Mendagri: Calon dari TNI-Polri Harus Mundur bila Sudah Ditetapkan

KPU menilai, secara etika, kurang baik bila peserta Pilkada 2018 dari kalangan TNI-Polri kembali ke lembaga setelah tidak lolos.

oleh Ika Defianti diperbarui 18 Jan 2018, 15:34 WIB
Mendagri Tjahjo Kumolo (tengah) bersama ketua Bawaslu, Abhan (kiri) saat menyambangi kantor Bawaslu di Jakarta, Selasa (9/1). Menurut Tjahjo, pihaknya dapat terlibat dalam pengawasan pelaksanaan Pilkada tersebut. (Liputan6.com/Angga Yuniar)

Liputan6.com, Jakarta - Menteri Dalam Negeri (Mendagri), Tjahjo Kumolo, mengatakan, calon kepala daerah dari anggota Polri atau TNI harus mengundurkan diri saat ditetapkan oleh Komisi Pemilihan Umum (KPU) sebagai calon peserta Pilkada 2018. Tjahjo menyebut hal itu sudah berdasarkan Undang-Undang Nomor 10 Tahun 2016 soal Pilkada.

"Kalau di UU harus berhenti, tapi setelah ditetapkan sebagai calon di Pilkada," kata Tjahjo di Kompleks Parlemen, Senayan, Jakarta Pusat, Kamis (18/1/2018).

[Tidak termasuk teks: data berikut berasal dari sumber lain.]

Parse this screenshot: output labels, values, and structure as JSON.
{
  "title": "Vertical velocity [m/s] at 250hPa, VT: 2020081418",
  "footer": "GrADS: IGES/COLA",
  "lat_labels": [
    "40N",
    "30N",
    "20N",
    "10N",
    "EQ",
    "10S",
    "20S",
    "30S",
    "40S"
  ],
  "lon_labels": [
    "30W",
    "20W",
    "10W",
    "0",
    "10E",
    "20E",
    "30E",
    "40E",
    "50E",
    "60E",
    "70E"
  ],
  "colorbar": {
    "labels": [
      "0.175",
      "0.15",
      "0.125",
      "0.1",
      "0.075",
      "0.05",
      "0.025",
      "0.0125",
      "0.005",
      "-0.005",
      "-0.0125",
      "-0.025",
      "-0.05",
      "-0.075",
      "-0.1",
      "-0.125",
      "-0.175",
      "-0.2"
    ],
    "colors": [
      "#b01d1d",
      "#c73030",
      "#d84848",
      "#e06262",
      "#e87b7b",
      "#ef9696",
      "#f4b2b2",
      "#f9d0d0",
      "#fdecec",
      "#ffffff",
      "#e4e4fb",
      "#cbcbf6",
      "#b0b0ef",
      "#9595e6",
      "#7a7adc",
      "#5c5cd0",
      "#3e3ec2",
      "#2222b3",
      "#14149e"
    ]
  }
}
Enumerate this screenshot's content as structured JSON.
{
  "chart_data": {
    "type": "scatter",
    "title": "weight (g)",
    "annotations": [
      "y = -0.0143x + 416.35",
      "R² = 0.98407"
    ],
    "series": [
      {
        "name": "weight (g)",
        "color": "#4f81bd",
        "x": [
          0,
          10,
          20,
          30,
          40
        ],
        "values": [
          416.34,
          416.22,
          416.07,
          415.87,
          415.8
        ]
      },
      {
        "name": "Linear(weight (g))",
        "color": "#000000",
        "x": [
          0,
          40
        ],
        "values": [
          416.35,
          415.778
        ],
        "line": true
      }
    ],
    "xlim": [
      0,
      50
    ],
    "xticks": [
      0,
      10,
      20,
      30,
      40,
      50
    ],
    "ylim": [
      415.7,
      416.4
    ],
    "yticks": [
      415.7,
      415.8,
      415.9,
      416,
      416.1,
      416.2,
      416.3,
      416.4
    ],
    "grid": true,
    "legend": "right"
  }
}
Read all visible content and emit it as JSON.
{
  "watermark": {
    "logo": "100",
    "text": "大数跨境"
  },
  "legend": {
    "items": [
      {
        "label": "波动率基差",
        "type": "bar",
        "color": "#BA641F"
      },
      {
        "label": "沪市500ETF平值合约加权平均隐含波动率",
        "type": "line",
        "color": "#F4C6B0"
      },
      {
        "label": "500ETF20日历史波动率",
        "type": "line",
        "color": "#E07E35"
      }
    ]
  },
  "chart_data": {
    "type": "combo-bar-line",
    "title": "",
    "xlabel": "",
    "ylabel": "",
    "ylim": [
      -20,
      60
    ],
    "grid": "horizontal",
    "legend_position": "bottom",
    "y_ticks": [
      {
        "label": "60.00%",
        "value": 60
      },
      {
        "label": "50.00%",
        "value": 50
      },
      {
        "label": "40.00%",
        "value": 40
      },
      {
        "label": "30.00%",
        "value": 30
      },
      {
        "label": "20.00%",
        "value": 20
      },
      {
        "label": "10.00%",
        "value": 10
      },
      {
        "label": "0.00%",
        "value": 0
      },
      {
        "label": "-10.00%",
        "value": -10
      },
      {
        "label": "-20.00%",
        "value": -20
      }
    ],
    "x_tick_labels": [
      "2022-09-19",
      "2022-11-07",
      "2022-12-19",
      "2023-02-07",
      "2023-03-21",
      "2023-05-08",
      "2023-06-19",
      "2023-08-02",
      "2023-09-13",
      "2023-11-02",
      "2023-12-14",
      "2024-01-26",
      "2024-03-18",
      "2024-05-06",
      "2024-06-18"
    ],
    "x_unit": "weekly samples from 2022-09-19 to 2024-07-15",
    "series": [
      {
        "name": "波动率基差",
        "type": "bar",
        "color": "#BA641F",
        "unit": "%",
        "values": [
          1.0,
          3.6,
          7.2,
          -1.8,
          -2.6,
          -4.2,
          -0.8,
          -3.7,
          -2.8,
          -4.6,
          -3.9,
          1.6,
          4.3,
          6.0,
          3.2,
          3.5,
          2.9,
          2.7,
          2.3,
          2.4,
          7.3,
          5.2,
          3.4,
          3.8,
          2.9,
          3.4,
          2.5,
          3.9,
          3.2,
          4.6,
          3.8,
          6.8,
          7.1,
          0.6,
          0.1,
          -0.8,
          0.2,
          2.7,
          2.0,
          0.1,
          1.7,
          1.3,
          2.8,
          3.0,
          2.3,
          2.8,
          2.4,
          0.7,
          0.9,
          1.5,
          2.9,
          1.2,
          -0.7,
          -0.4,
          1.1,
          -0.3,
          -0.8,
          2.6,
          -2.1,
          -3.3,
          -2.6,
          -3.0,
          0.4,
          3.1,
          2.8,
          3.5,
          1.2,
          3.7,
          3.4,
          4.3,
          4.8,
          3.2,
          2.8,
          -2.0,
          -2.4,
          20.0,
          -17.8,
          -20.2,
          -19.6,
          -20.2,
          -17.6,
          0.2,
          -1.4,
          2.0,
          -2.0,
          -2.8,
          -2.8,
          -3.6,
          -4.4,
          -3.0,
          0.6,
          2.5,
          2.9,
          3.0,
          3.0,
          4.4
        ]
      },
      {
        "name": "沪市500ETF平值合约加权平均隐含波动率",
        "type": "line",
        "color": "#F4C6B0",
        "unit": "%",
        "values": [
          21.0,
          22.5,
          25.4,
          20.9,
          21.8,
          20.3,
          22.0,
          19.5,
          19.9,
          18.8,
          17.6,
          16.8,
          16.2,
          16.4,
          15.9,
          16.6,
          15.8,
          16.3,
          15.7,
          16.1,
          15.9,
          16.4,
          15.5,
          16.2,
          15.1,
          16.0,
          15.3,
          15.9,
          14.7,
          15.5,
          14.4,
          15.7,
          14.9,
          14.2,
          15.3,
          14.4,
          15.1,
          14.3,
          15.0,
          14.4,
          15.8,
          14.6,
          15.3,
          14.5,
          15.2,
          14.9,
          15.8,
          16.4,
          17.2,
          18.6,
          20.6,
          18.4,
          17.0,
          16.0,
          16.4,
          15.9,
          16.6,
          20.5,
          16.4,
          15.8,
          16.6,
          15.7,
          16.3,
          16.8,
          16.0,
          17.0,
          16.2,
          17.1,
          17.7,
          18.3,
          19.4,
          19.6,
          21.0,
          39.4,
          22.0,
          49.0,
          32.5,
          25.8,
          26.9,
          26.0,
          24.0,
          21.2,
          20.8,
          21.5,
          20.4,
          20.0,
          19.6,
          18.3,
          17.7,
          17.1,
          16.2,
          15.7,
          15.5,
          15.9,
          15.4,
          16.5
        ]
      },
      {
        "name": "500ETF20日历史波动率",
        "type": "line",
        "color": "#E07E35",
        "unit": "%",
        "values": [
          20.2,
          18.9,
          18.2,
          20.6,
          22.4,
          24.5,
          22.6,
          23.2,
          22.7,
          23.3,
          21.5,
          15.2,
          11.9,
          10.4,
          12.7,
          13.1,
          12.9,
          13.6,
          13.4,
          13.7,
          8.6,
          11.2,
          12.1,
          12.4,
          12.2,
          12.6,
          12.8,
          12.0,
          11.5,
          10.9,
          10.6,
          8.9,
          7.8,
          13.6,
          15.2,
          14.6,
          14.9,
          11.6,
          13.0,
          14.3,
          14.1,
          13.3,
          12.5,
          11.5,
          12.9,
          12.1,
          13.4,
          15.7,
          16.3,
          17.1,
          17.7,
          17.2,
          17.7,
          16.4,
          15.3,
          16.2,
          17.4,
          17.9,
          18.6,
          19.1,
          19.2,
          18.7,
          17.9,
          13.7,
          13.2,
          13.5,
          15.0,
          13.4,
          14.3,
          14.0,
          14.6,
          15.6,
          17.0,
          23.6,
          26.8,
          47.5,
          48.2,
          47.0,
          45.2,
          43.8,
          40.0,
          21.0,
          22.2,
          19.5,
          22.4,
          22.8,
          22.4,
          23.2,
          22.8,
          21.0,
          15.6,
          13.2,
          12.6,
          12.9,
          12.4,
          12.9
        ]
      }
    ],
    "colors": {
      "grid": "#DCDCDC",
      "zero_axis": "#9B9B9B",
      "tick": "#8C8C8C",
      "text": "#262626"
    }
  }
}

Dia menjelaskan, sebelum penetapan sah oleh KPU, peserta pilkada dari kalangan tersebut masih bersifat definitif, sehingga calon tersebut masih dapat kembali ke lembaganya.

"Misalnya saya jenderal daftar ke KPU, tahu-tahu ditolak KPU. Berarti saya belum sah sebagai calon," ujar dia.

Namun, ujar dia, bila bakal calon tersebut terpilih sebagai calon, ia harus mengundurkan diri dari jabatannya di TNI-Polri. "Kalau ditetapkan KPU, iya dia harus mundur," jelas Tjahjo.

 


Etika Kurang Baik

Ilustrasi Pilkada Serentak

Komisioner KPU, Ilham Saputra juga mengatakan, selama menjalankan tes sebagai calon kepala daerah, anggota Polri atau TNI masih berstatus definitif anggota.

Jadi, saat dinyatakan gagal sebagai calon dan mereka ingin kembali ke institusinya, itu merupakan kebijakan masing-masing tempat.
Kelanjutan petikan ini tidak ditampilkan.